This vignette describes how to create ldf resources from SPARQL queries or RDF files. You might like to first read the Working with LDF Resources vignette to understand how RDF resources are represented in LDF.
You can create resources by downloading a table of descriptions with a SPARQL SELECT
query.
As an example, lets download some music genres from dbpedia. This query will find 100 things, identified by their uri
that are music genres, along with their label
and a descriptive comment
. We’ll look for the English version of the latter two strings.
music_genres_query <- " PREFIX : <http://dbpedia.org/ontology/> SELECT * WHERE { ?uri a :MusicGenre; rdfs:label ?label; rdfs:comment ?comment . FILTER langMatches(lang(?label), 'EN') FILTER langMatches(lang(?comment), 'EN') } LIMIT 100 "
We can use the query()
function to execute the query and parse the results:
music_genre_results <- query(music_genres_query, endpoint="http://dbpedia.org/sparql/")
This is what the first few results look like:
head(music_genre_results) #> # A tibble: 6 x 3 #> uri label comment #> <chr> <chr> <chr> #> 1 http://dbpedia.org/resou… Art rock "Art rock is a subgenre of rock music t… #> 2 http://dbpedia.org/resou… Bebop "Bebop or bop is a style of jazz develo… #> 3 http://dbpedia.org/resou… Britpop "Britpop was a UK based music and cultu… #> 4 http://dbpedia.org/resou… Bubblegum … "Bubblegum pop (also known as bubblegum… #> 5 http://dbpedia.org/resou… Fighting g… "A fighting game is a video game in whi… #> 6 http://dbpedia.org/resou… Free impro… "Free improvisation or free music is im…
We can then create resources for these:
music_genres <- resource(music_genre_results$uri, description=music_genre_results)
Which we can then manipulate within R:
# find music genres where the description mentions "dance" music_genres[grep("dance", property(music_genres, "comment"))] #> <ldf_resource[12]> #> [1] Polka Trance music #> [3] Vaudeville Zarzuela #> [5] Afro/Cosmic music Benga music #> [7] Bubblegum dance Waltz (International Standard) #> [9] Logobi Sega (genre) #> [11] K-pop Western swing #> Description: uri, label, comment
We can create resources from serialised RDF files too.
To read RDF into R we can use the rdflib package.

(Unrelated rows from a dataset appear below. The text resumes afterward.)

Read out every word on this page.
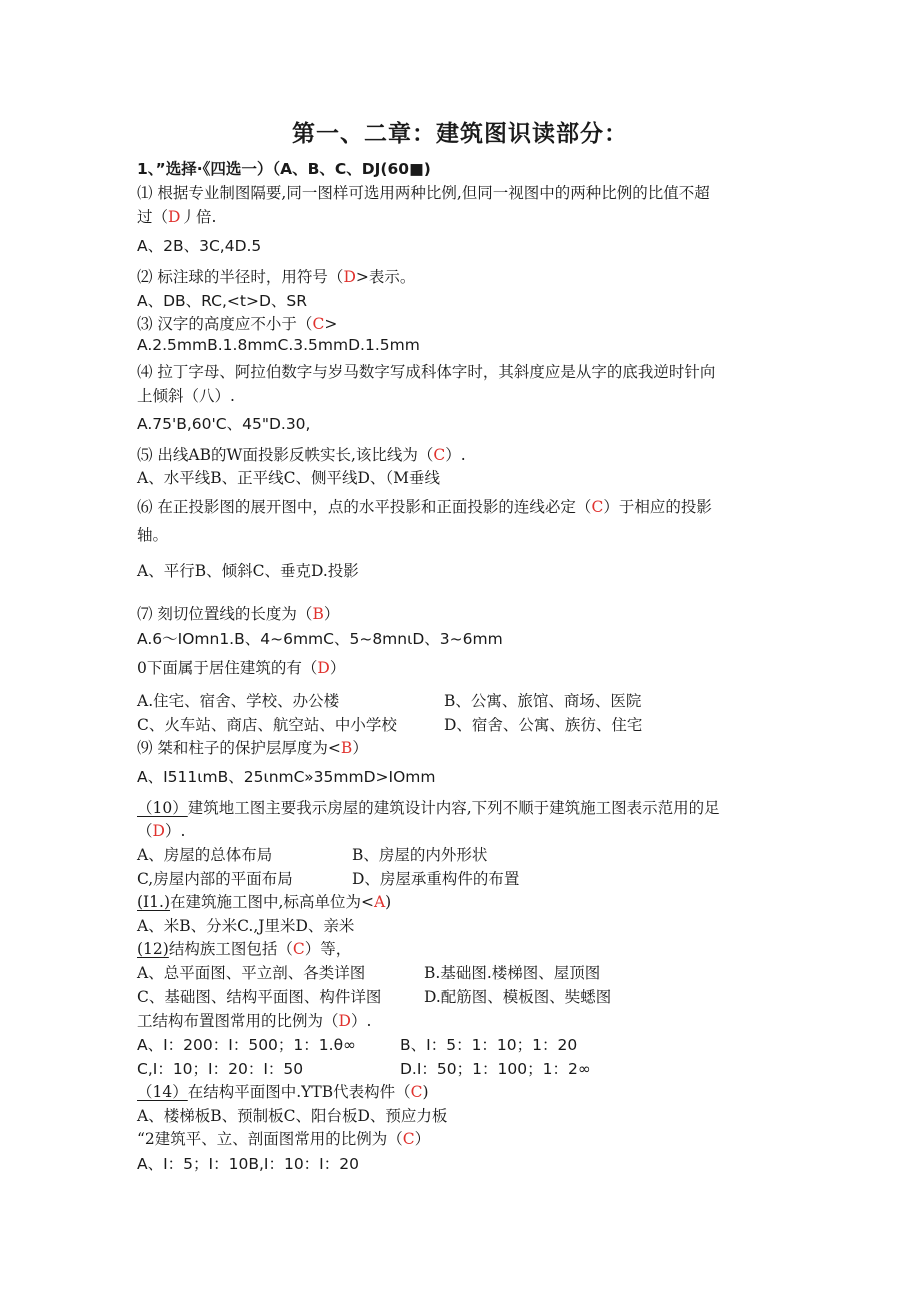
第一、二章：建筑图识读部分：
1、”选择·《四选一）（A、B、C、DJ(60■)
⑴ 根据专业制图隔要,同一图样可选用两种比例,但同一视图中的两种比例的比值不超
过（D丿倍.
A、2B、3C,4D.5
⑵ 标注球的半径时，用符号（D>表示。
A、DB、RC,<t>D、SR
⑶ 汉字的高度应不小于（C>
A.2.5mmB.1.8mmC.3.5mmD.1.5mm
⑷ 拉丁字母、阿拉伯数字与岁马数字写成科体字时，其斜度应是从字的底我逆时针向
上倾斜（八）.
A.75'B,60'C、45"D.30,
⑸ 出线AB的W面投影反帙实长,该比线为（C）.
A、水平线B、正平线C、侧平线D、（M垂线
⑹ 在正投影图的展开图中，点的水平投影和正面投影的连线必定（C）于相应的投影
轴。
A、平行B、倾斜C、垂克D.投影
⑺ 刻切位置线的长度为（B）
A.6〜IOmn1.B、4~6mmC、5~8mnιD、3~6mm
0下面属于居住建筑的有（D）
A.住宅、宿舍、学校、办公楼	B、公寓、旅馆、商场、医院
C、火车站、商店、航空站、中小学校	D、宿舍、公寓、族彷、住宅
⑼ 桀和柱子的保护层厚度为<B）
A、I511ιmB、25ιnmC»35mmD>IOmm
（10）建筑地工图主要我示房屋的建筑设计内容,下列不顺于建筑施工图表示范用的足
（D）.
A、房屋的总体布局	B、房屋的内外形状
C,房屋内部的平面布局	D、房屋承重构件的布置
(I1.)在建筑施工图中,标高单位为<A)
A、米B、分米C.,J里米D、亲米
(12)结构族工图包括（C）等，
A、总平面图、平立剖、各类详图	B.基础图.楼梯图、屋顶图
C、基础图、结构平面图、构件详图	D.配筋图、模板图、奘蟋图
工结构布置图常用的比例为（D）.
A、I：200：I：500；1：1.θ∞	B、I：5：1：10；1：20
C,I：10；I：20：I：50	D.I：50；1：100；1：2∞
（14）在结构平面图中.YTB代表构件（C)
A、楼梯板B、预制板C、阳台板D、预应力板
“2建筑平、立、剖面图常用的比例为（C）
A、I：5；I：10B,I：10：I：20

This in turn uses the redland package to provide bindings to the C library of the same name, and the jsonld package for JSON-LD serialisations.
Let’s load up an example from that package.
library(rdflib) article_rdf <- rdf_parse(system.file("extdata", "ex.xml", package="rdflib", mustWork=TRUE))
This creates a list containing pointers to a redland world and model objects. We can take a peak at the statements with rdflib::print.rdf()
(this serialises the data again and prints back the result):
print(article_rdf, format="turtle") #> Total of 35 triples, stored in hashes #> ------------------------------- #> @base <localhost://> . #> @prefix rdf: <http://www.w3.org/1999/02/22-rdf-syntax-ns#> . #> #> <http://id.crossref.org/contributor/benjamin-l-phillips-2etprmps2zm1a> #> a <http://xmlns.com/foaf/0.1/Person> ; #> <http://xmlns.com/foaf/0.1/familyName> "Phillips" ; #> <http://xmlns.com/foaf/0.1/givenName> "Benjamin L." ; #> <http://xmlns.com/foaf/0.1/name> "Benjamin L. Phillips" . #> #> <http://id.crossref.org/contributor/carl-boettiger-2etprmps2zm1a> #> #> ... with 25 more triples
The contents is too big to display here, but you can see from the rdf file itself, that the data describes a journal article: https://doi.org/10.1002/ece3.2314.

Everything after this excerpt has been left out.